Sector Allocation is Essential
As we noted above, elections have consequences. And those consequences are frequently seen in the macroeconomic shifts that they can promote. Consider these examples:
- In 2004, defense stocks rose sharply as the re-election of George W. Bush ensured that the United States would be continuing its foreign policy in Iraq and Afghanistan.
- In 2008 health care stocks surged with the election of Barack Obama who ran on a platform of providing universal health care for all Americans.
- In 2020, electric vehicle stocks moved higher after the election of Joe Biden who campaigned for the reduction of fossil fuels.
Because of the volatility that occurs in election years, it can be difficult to pick out the stocks within each sector that will benefit. Investors may benefit from using exchange-traded funds (ETFs) or mutual funds that specialize in certain sectors as a proxy for investing in a sector. These funds are an ideal way for investors to get exposure to a sector while limiting their exposure to any individual stock.

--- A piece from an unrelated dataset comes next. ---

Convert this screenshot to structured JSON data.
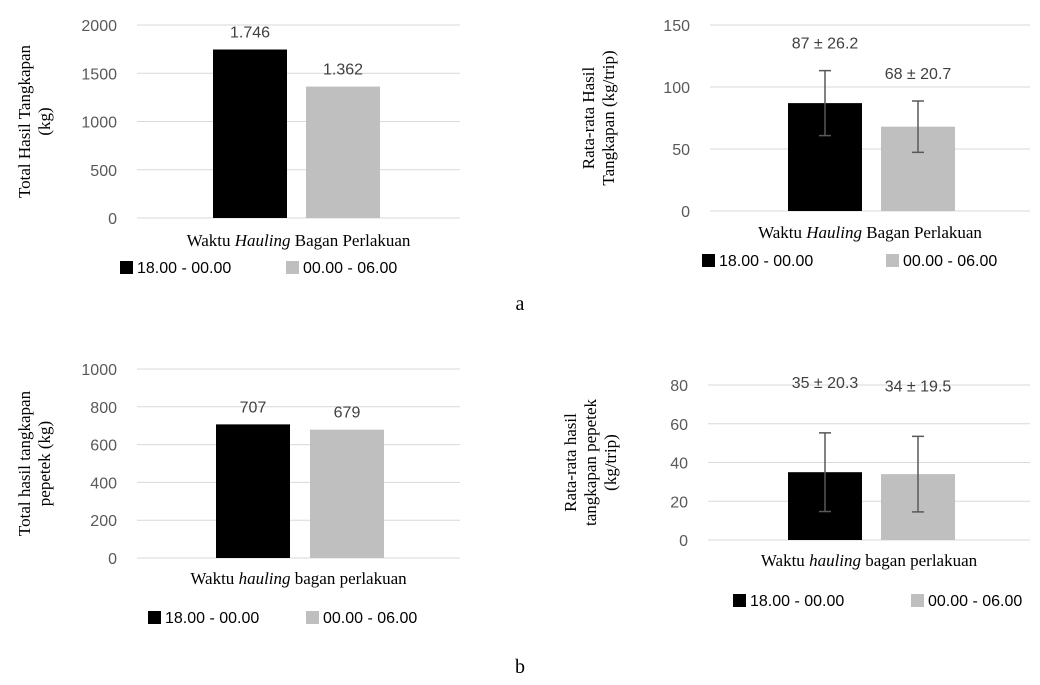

Over Time Stocks Generally Rise no Matter What the Result
What I hope you’re taking away from this article is that elections may have a significant impact on your personal finances. But over time, they generally have less effect on your investments.
That doesn’t mean your portfolio will always move in a positive direction. Decisions made by elected officials can have profound impacts (good and bad) on the broader economy. But over time, investors who have been in the market understand that the market has always trended higher.
Here are a few tips to help you keep a long-term perspective:
Keep Your Goals in Mind – You started investing for a reason. If you still have a long time until you will need your income from your investments, staying invested will keep you on track to reaching your goals. It may feel safer on the sidelines, but market timing is not a successful strategy for most investors. And you have to consider how you’ll feel if you would have just stayed in the market for a few months longer.
Plan For a Range of Outcomes – It’s always sound advice to hope for the best and plan for the worst. No investor should take a “set it and forget it” approach to investing. Even the most committed buy-and-hold investor should check in with their portfolio from time to time to ensure that they are maximizing their gains. As noted above, elections can provide clarity and that clarity may challenge some assumptions.
You Can’t Predict the Future – Many elected officials, particularly presidents, can point to examples of where campaign promises got derailed for external events that were out of their control and could not have been foreseen. That means that it’s best for investors to realize that the person who gets elected may have less control over your portfolio than you think. The best strategy is to continue to build a diversified portfolio.
Some Final Thoughts on Investing in Election Years
In the final analysis, the trend has been the friend of investors. And viewed with a long-term lens, investing in quality stocks has been a reliable way to build wealth.
That being said, the uncertainty that occurs in an election year can add volatility in an election year. But over time, stocks tend to climb after an election no matter which party assumes power. And that generally has a halo effect that carries into the following year.
However, when investing in an election year, investors may still want to take prudent steps to manage the uncertainty. For example, if they are overexposed to a sector that is likely to fall out of favor with a new administration, this may be the time to take profits and reallocate those assets to more favorable sectors.
You should also take your emotions out of it. Your investment goals are all that matter. If you’re an investor with a lower risk tolerance investing in dividend-paying blue-chip stocks may be a desirable alternative. These stocks tend to be stable performers no matter what is happening in the broader economy.